Here is are a couple of examples on how to use negative numbers.

# A single negative number [OK]
$ ./gcs.py -eu -3
2020-11-11 08:00 UTC+1, 04:00 UTC-3 (Wednesday)
2020-11-11 08:30 UTC+1, 04:30 UTC-3 (Wednesday)
2020-11-11 09:00 UTC+1, 05:00 UTC-3 (Wednesday)
...

# Two negative number [NOK, argparser bug]
$ ./gcs.py -eu -3,-4
...
gcs.py: error: argument -eu/--extra-utc: expected one argument

# Workaround for argparser bug when using two negative numbers
$ ./gcs.py -eu 0,-3,-4
2020-11-11 08:00 UTC+1, 07:00 UTC+0, 04:00 UTC-3, 03:00 UTC-4 (Wednesday)
2020-11-11 08:30 UTC+1, 07:30 UTC+0, 04:30 UTC-3, 03:30 UTC-4 (Wednesday)
2020-11-11 09:00 UTC+1, 08:00 UTC+0, 05:00 UTC-3, 04:00 UTC-4 (Wednesday)
...

This is an unlikely use case, but if for some reason one wants to suggest calls during the weekend, then that can be done with the "-w" parameter. Here is an example combined with some other parameters.

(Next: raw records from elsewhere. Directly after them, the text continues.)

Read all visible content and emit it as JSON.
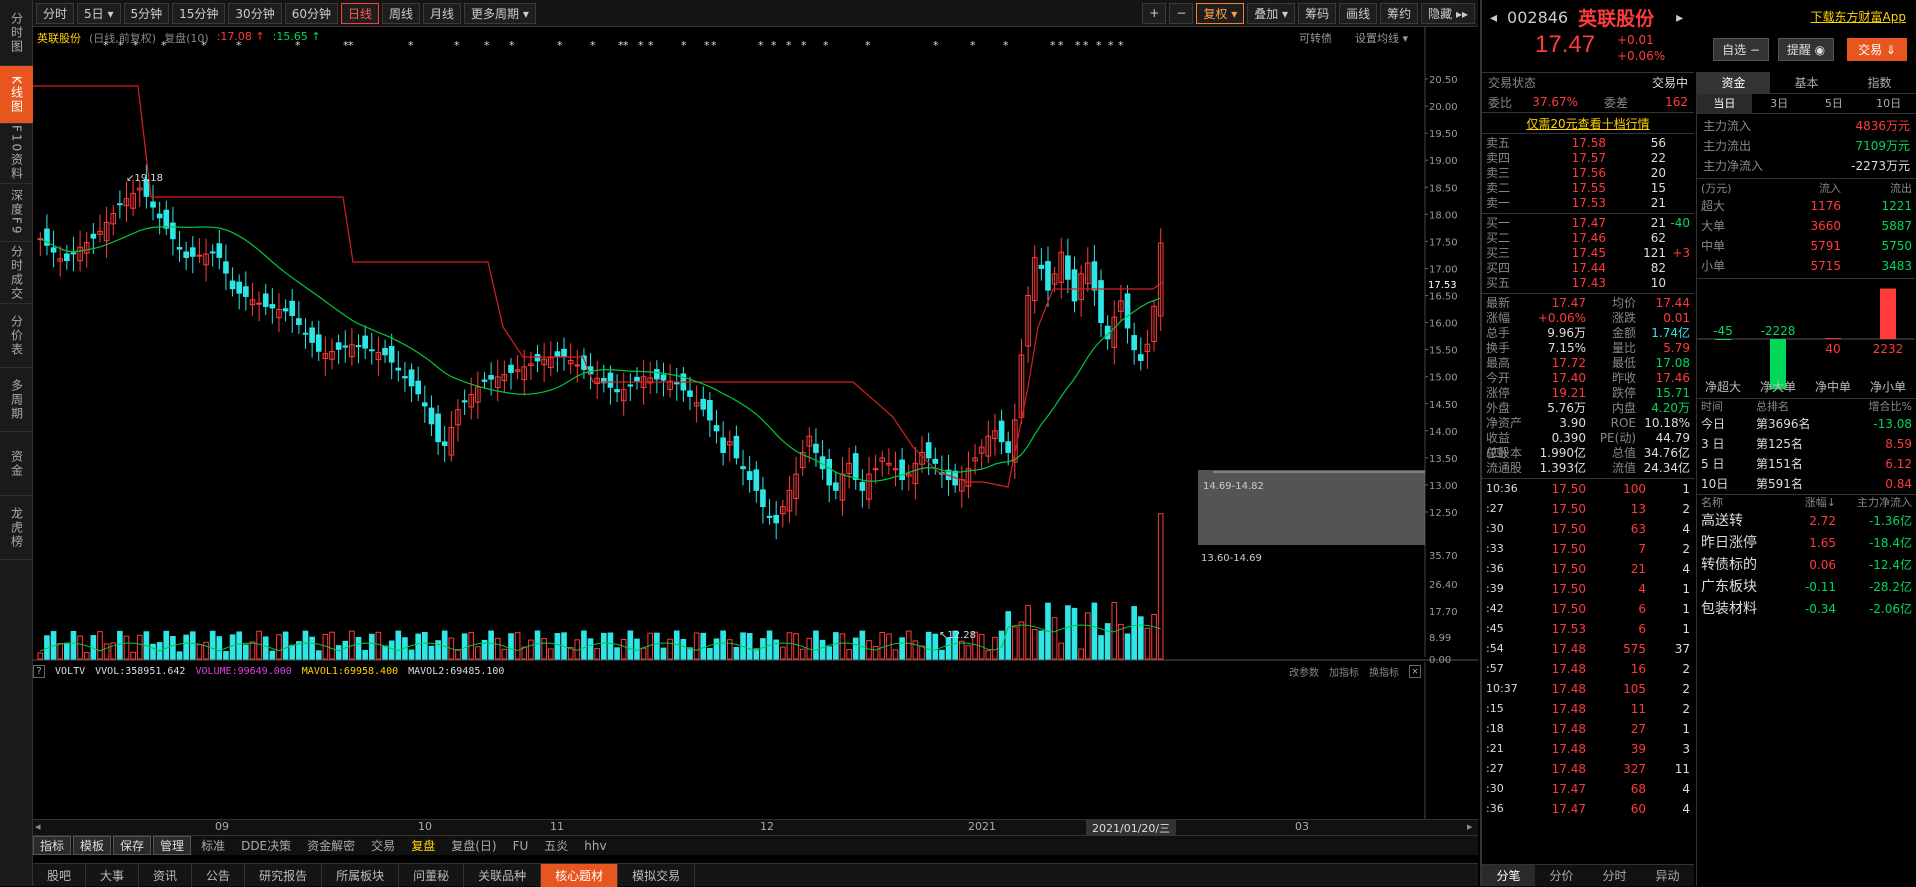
{
  "leftnav": [
    "分时图",
    "K线图",
    "F10资料",
    "深度F9",
    "分时成交",
    "分价表",
    "多周期",
    "资金",
    "龙虎榜"
  ],
  "toolbar": {
    "periods": [
      "分时",
      "5日 ▾",
      "5分钟",
      "15分钟",
      "30分钟",
      "60分钟",
      "日线",
      "周线",
      "月线",
      "更多周期 ▾"
    ],
    "active_period": "日线",
    "right": [
      "+",
      "−",
      "复权 ▾",
      "叠加 ▾",
      "筹码",
      "画线",
      "筹约",
      "隐藏 ▸▸"
    ]
  },
  "chart_header": {
    "name": "英联股份",
    "mode": "(日线,前复权)",
    "fupan": "复盘(10)",
    "val1": "17.08",
    "val2": "15.65",
    "right1": "可转债",
    "right2": "设置均线 ▾"
  },
  "price_axis": [
    "20.50",
    "20.00",
    "19.50",
    "19.00",
    "18.50",
    "18.00",
    "17.50",
    "17.00",
    "16.50",
    "16.00",
    "15.50",
    "15.00",
    "14.50",
    "14.00",
    "13.50",
    "13.00",
    "12.50"
  ],
  "last_price_label": "17.53",
  "annotations": {
    "high": "19.18",
    "low": "12.28",
    "zone_top": "14.69-14.82",
    "zone_bottom": "13.60-14.69"
  },
  "volume_header": {
    "name": "VOLTV",
    "vvol": "VVOL:358951.642",
    "volume": "VOLUME:99649.000",
    "mavol1": "MAVOL1:69958.400",
    "mavol2": "MAVOL2:69485.100",
    "right": [
      "改参数",
      "加指标",
      "换指标"
    ]
  },
  "volume_axis": [
    "35.70",
    "26.40",
    "17.70",
    "8.99",
    "0.00"
  ],
  "date_axis": [
    "09",
    "10",
    "11",
    "12",
    "2021",
    "03"
  ],
  "date_cursor": "2021/01/20/三",
  "bottom_indicators": [
    "指标",
    "模板",
    "保存",
    "管理",
    "标准",
    "DDE决策",
    "资金解密",
    "交易",
    "复盘",
    "复盘(日)",
    "FU",
    "五炎",
    "hhv"
  ],
  "bottom_tabs": [
    "股吧",
    "大事",
    "资讯",
    "公告",
    "研究报告",
    "所属板块",
    "问董秘",
    "关联品种",
    "核心题材",
    "模拟交易"
  ],
  "active_tab": "核心题材",
  "stock": {
    "code": "002846",
    "name": "英联股份",
    "download": "下载东方财富App",
    "price": "17.47",
    "change": "+0.01",
    "change_pct": "+0.06%",
    "btn_watch": "自选 −",
    "btn_alert": "提醒 ◉",
    "btn_trade": "交易 ⇓"
  },
  "status": {
    "label": "交易状态",
    "value": "交易中",
    "weibi_label": "委比",
    "weibi": "37.67%",
    "weicha_label": "委差",
    "weicha": "162",
    "promo": "仅需20元查看十档行情"
  },
  "sells": [
    [
      "卖五",
      "17.58",
      "56"
    ],
    [
      "卖四",
      "17.57",
      "22"
    ],
    [
      "卖三",
      "17.56",
      "20"
    ],
    [
      "卖二",
      "17.55",
      "15"
    ],
    [
      "卖一",
      "17.53",
      "21"
    ]
  ],
  "buys": [
    [
      "买一",
      "17.47",
      "21",
      "-40"
    ],
    [
      "买二",
      "17.46",
      "62",
      ""
    ],
    [
      "买三",
      "17.45",
      "121",
      "+3"
    ],
    [
      "买四",
      "17.44",
      "82",
      ""
    ],
    [
      "买五",
      "17.43",
      "10",
      ""
    ]
  ],
  "quote": [
    [
      "最新",
      "17.47",
      "均价",
      "17.44"
    ],
    [
      "涨幅",
      "+0.06%",
      "涨跌",
      "0.01"
    ],
    [
      "总手",
      "9.96万",
      "金额",
      "1.74亿"
    ],
    [
      "换手",
      "7.15%",
      "量比",
      "5.79"
    ],
    [
      "最高",
      "17.72",
      "最低",
      "17.08"
    ],
    [
      "今开",
      "17.40",
      "昨收",
      "17.46"
    ],
    [
      "涨停",
      "19.21",
      "跌停",
      "15.71"
    ],
    [
      "外盘",
      "5.76万",
      "内盘",
      "4.20万"
    ],
    [
      "净资产",
      "3.90",
      "ROE",
      "10.18%"
    ],
    [
      "收益(四)",
      "0.390",
      "PE(动)",
      "44.79"
    ],
    [
      "总股本",
      "1.990亿",
      "总值",
      "34.76亿"
    ],
    [
      "流通股",
      "1.393亿",
      "流值",
      "24.34亿"
    ]
  ],
  "ticks": [
    [
      "10:36",
      "17.50",
      "100",
      "1"
    ],
    [
      ":27",
      "17.50",
      "13",
      "2"
    ],
    [
      ":30",
      "17.50",
      "63",
      "4"
    ],
    [
      ":33",
      "17.50",
      "7",
      "2"
    ],
    [
      ":36",
      "17.50",
      "21",
      "4"
    ],
    [
      ":39",
      "17.50",
      "4",
      "1"
    ],
    [
      ":42",
      "17.50",
      "6",
      "1"
    ],
    [
      ":45",
      "17.53",
      "6",
      "1"
    ],
    [
      ":54",
      "17.48",
      "575",
      "37"
    ],
    [
      ":57",
      "17.48",
      "16",
      "2"
    ],
    [
      "10:37",
      "17.48",
      "105",
      "2"
    ],
    [
      ":15",
      "17.48",
      "11",
      "2"
    ],
    [
      ":18",
      "17.48",
      "27",
      "1"
    ],
    [
      ":21",
      "17.48",
      "39",
      "3"
    ],
    [
      ":27",
      "17.48",
      "327",
      "11"
    ],
    [
      ":30",
      "17.47",
      "68",
      "4"
    ],
    [
      ":36",
      "17.47",
      "60",
      "4"
    ]
  ],
  "tick_tabs": [
    "分笔",
    "分价",
    "分时",
    "异动"
  ],
  "fund": {
    "tabs": [
      "资金",
      "基本",
      "指数"
    ],
    "subtabs": [
      "当日",
      "3日",
      "5日",
      "10日"
    ],
    "inflow_label": "主力流入",
    "inflow": "4836万元",
    "outflow_label": "主力流出",
    "outflow": "7109万元",
    "net_label": "主力净流入",
    "net": "-2273万元",
    "table_head": [
      "(万元)",
      "流入",
      "流出"
    ],
    "rows": [
      [
        "超大",
        "1176",
        "1221"
      ],
      [
        "大单",
        "3660",
        "5887"
      ],
      [
        "中单",
        "5791",
        "5750"
      ],
      [
        "小单",
        "5715",
        "3483"
      ]
    ],
    "bars": [
      {
        "label": "净超大",
        "value": -45
      },
      {
        "label": "净大单",
        "value": -2228
      },
      {
        "label": "净中单",
        "value": 40
      },
      {
        "label": "净小单",
        "value": 2232
      }
    ]
  },
  "rank": {
    "head": [
      "时间",
      "总排名",
      "增合比%"
    ],
    "rows": [
      [
        "今日",
        "第3696名",
        "-13.08"
      ],
      [
        "3 日",
        "第125名",
        "8.59"
      ],
      [
        "5 日",
        "第151名",
        "6.12"
      ],
      [
        "10日",
        "第591名",
        "0.84"
      ]
    ]
  },
  "concepts": {
    "head": [
      "名称",
      "涨幅↓",
      "主力净流入"
    ],
    "rows": [
      [
        "高送转",
        "2.72",
        "-1.36亿"
      ],
      [
        "昨日涨停",
        "1.65",
        "-18.4亿"
      ],
      [
        "转债标的",
        "0.06",
        "-12.4亿"
      ],
      [
        "广东板块",
        "-0.11",
        "-28.2亿"
      ],
      [
        "包装材料",
        "-0.34",
        "-2.06亿"
      ]
    ]
  },
  "colors": {
    "up": "#ff3b3b",
    "down": "#2ee6e6",
    "ma": "#00c83c",
    "stop": "#d42020",
    "accent": "#e8561f"
  }
}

$ ./gcs.py  -e 2020-11-16 -s 2020-11-13 -e 2020-11-16 -nl 19 -ne 17 -w
2020-11-13 17:00 UTC+1 (Friday)
2020-11-13 17:30 UTC+1 (Friday)
2020-11-13 18:00 UTC+1 (Friday)
2020-11-14 17:00 UTC+1 (Saturday)
2020-11-14 17:30 UTC+1 (Saturday)
2020-11-14 18:00 UTC+1 (Saturday)
2020-11-15 17:00 UTC+1 (Sunday)
...
  • Fix so you can add timezone as a parameter or config file.
  • Give option to get suggestions on hour basis instead of just half hour basis.
  • Remove hard-code "joakim.bech" as the default person.
  • General cleanup, since this was a quick and dirty hack, that nevertheless seems to work fine.